Apesar disso, Cuba continuou a salvar vidas. De cubanos, sim, mas enviando também brigadas médicas a 46 países e criando três vacinas para o novo vírus.
Retomar o progresso
Pedro Prola, por seu lado, destacou os avanços registados em dois anos e meio de governo do presidente Lula da Silva, que «retomou o caminho da democracia e do desenvolvimento com justiça social»: valorização dos salários e do salário mínimo; benefícios para os funcionários públicos, designadamente na Saúde e na Educação; isenção do imposto sobre rendimentos para quem aufere até dois salários mínimos; aprovação da lei da igualdade salarial entre homens e mulheres; retomada de programas sociais históricos, como o Bolsa Família e o Minha Casa, Minha Vida, e o lançamento de novos programas.
Em resultado disto, valorizou o dirigente do PT, «24 milhões de brasileiras e brasileiros saíram da fome», o desemprego recuou para níveis de 2014 e o PIB cresceu 2,9 por cento em 2023, três vezes acima das previsões.
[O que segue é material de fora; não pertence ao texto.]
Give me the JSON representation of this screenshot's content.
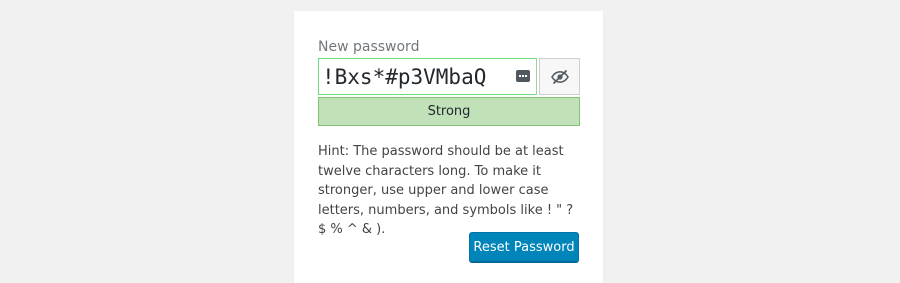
{
  "form": {
    "new_password_label": "New password",
    "password_value": "!Bxs*#p3VMbaQ",
    "strength_text": "Strong",
    "hint_text": "Hint: The password should be at least twelve characters long. To make it stronger, use upper and lower case letters, numbers, and symbols like ! \" ? $ % ^ & ).",
    "reset_button_label": "Reset Password"
  },
  "icons": {
    "keyboard": "keyboard-icon",
    "toggle_visibility": "eye-slash-icon"
  },
  "colors": {
    "background": "#f1f1f1",
    "panel": "#ffffff",
    "strength_bg": "#c1e1b9",
    "strength_border": "#83c373",
    "primary_button": "#0085ba"
  }
}
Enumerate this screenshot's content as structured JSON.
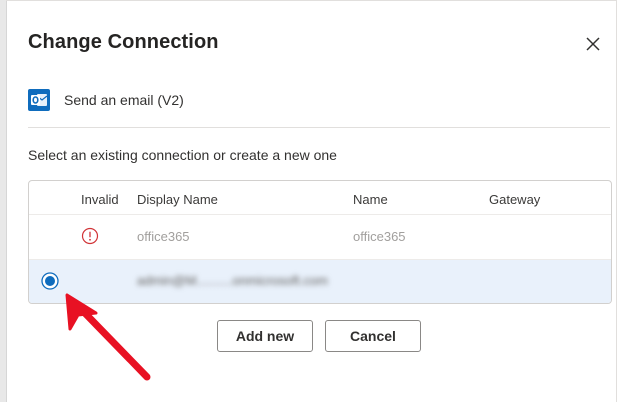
{
  "dialog": {
    "title": "Change Connection",
    "action_name": "Send an email (V2)",
    "prompt": "Select an existing connection or create a new one"
  },
  "table": {
    "headers": {
      "invalid": "Invalid",
      "display_name": "Display Name",
      "name": "Name",
      "gateway": "Gateway"
    },
    "rows": [
      {
        "invalid_icon": "warning-circle-icon",
        "display_name": "office365",
        "name": "office365",
        "gateway": "",
        "selected": false
      },
      {
        "display_name_redacted": "admin@M..........onmicrosoft.com",
        "selected": true
      }
    ]
  },
  "buttons": {
    "add_new": "Add new",
    "cancel": "Cancel"
  },
  "icons": {
    "close": "close-icon",
    "action": "outlook-icon",
    "annotation": "red-arrow-annotation"
  },
  "colors": {
    "accent": "#0f6cbd",
    "selected_row": "#e9f1fb",
    "warning": "#d13438",
    "annotation": "#e81123"
  }
}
Apesar dos avanços, salientou Pedro Prola, o governo «enfrenta feroz oposição de sectores altamente privilegiados, que atacam duramente o programa de reconstrução do Brasil com desenvolvimento e justiça social». A correlação de forças institucional, acrescentou, não é particularmente favorável: «no Congresso, as forças de esquerda e centro-esquerda não ocupam sequer um terço dos mandatos».
O responsável pelo núcleo do PT em Lisboa destacou ainda o papel de Lula da Silva e do governo brasileiro na busca de uma solução política para o conflito no Leste da Europa e de um cessar-fogo imediato e permanente na Palestina.